特に次のようなケースでは、あとから補償内容の不足に気づきやすくなります。
- 人身傷害補償の金額が低く、重いけがや後遺障害に不安が残る
- 弁護士費用特約が付いておらず、相談費用が気になって動きにくい
- 通勤中・業務中の事故で、労災や保険の関係が分かりにくい
- 過失割合がある事故で、自己負担や支払い時期に不安が出る
- 同乗していた家族の補償範囲を確認していなかった
人身傷害補償で確認したいこと
人身傷害補償は、自分や同乗者が事故でけがをしたときの治療費、休業損害、精神的損害などに関わる大事な補償です。
確認したいのは、主に次の3つです。
- 補償金額がいくらになっているか
- 契約車に乗っているときだけか、他の車・歩行中の事故も対象か
- 家族や同乗者がどこまで対象になるか
「3,000万円入っているから大丈夫」と思っていても、家族構成、年収、後遺障害の程度によっては不安が残る場合があります。特に家族を車に乗せることが多い人、収入を支えている人は、補償額を一度確認しておく価値があります。

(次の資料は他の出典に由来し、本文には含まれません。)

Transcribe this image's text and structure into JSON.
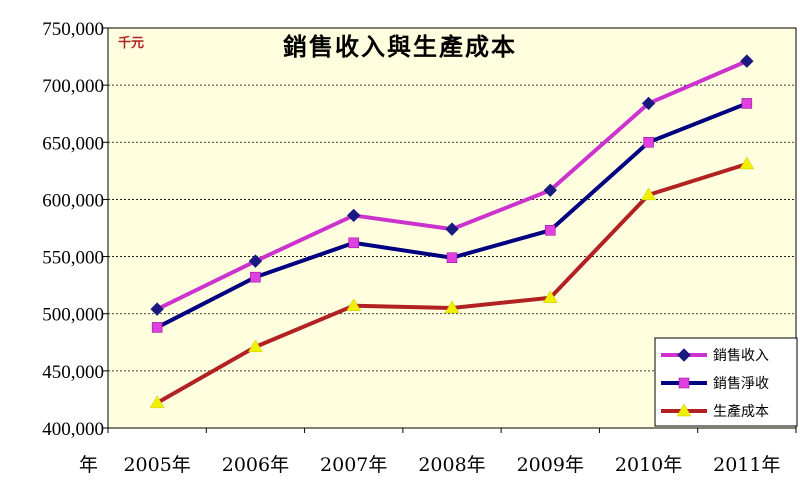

詳しくは、人身傷害3,000万円で足りるかを解説した記事も参考にしてください。
弁護士費用特約を確認すべき理由
交通事故では、保険会社とのやり取り、治療費打ち切り、過失割合、示談金の金額などで迷う場面があります。そのときに弁護士へ相談しやすくする補償が、弁護士費用特約です。
弁護士費用特約は、事故後に追加して今回の事故へ使うことは基本的にできません。そのため、事故前から付いているかどうかが重要です。
- 自分の車の保険に付いているか
- 家族の保険で使える可能性があるか
- 利用しても等級に影響しないか
- 相談費用・着手金・報酬金がどこまで対象か
示談前に不安がある場合は、弁護士費用特約の使い方を先に確認しておくと安心です。
事故後に保険を見直すときの注意点
事故後に保険を見直すこと自体は大切ですが、いま起きている事故について、あとから補償を増やして適用することはできません。
そのため、事故後の見直しでは「今回の事故に使える補償」と「次の事故に備える補償」を分けて考える必要があります。
| 確認すること | 見るポイント |
|---|---|
| 今回の事故に使える補償 | 事故日時点で契約していた内容、特約、家族の保険 |
| 次に備える補償 | 人身傷害の金額、弁護士費用特約、車両保険、同乗者の補償 |
| 保険料 | 補償を削りすぎず、複数社で条件を比較する |
保険料を下げることだけを優先すると、事故時に必要な補償まで削ってしまうことがあります。見直す場合は、金額だけでなく「事故後に困らない補償か」を基準にしてください。
示談前に確認しておきたいこと
すでに交通事故に遭っている場合、示談書にサインする前に次の点を確認しておきましょう。
- 治療が本当に終了しているか
- 通院交通費、休業損害、慰謝料が漏れていないか
- 後遺障害の可能性が残っていないか
- 弁護士費用特約を使えるか
- 保険会社から提示された金額の根拠を確認したか
特に痛みやしびれが残っている場合は、示談を急がず、医師や専門家に相談することが大切です。示談後の変更は簡単ではありません。
まとめ
- 事故後に後悔しやすいのは、補償の有無より「必要な場面で使えるか」
- 人身傷害補償は金額、対象範囲、家族の扱いを確認する
- 弁護士費用特約は事故後に追加して今回の事故へ使うことは基本的にできない
- 保険見直しは、今回使える補償と次に備える補償を分けて考える
- 示談前は治療状況、後遺障害、休業損害、慰謝料の漏れを確認する
交通事故後は、焦って判断するとあとからお金の面で後悔しやすくなります。まずは加入中の補償内容を確認し、分からない点は保険会社や専門家に相談してください。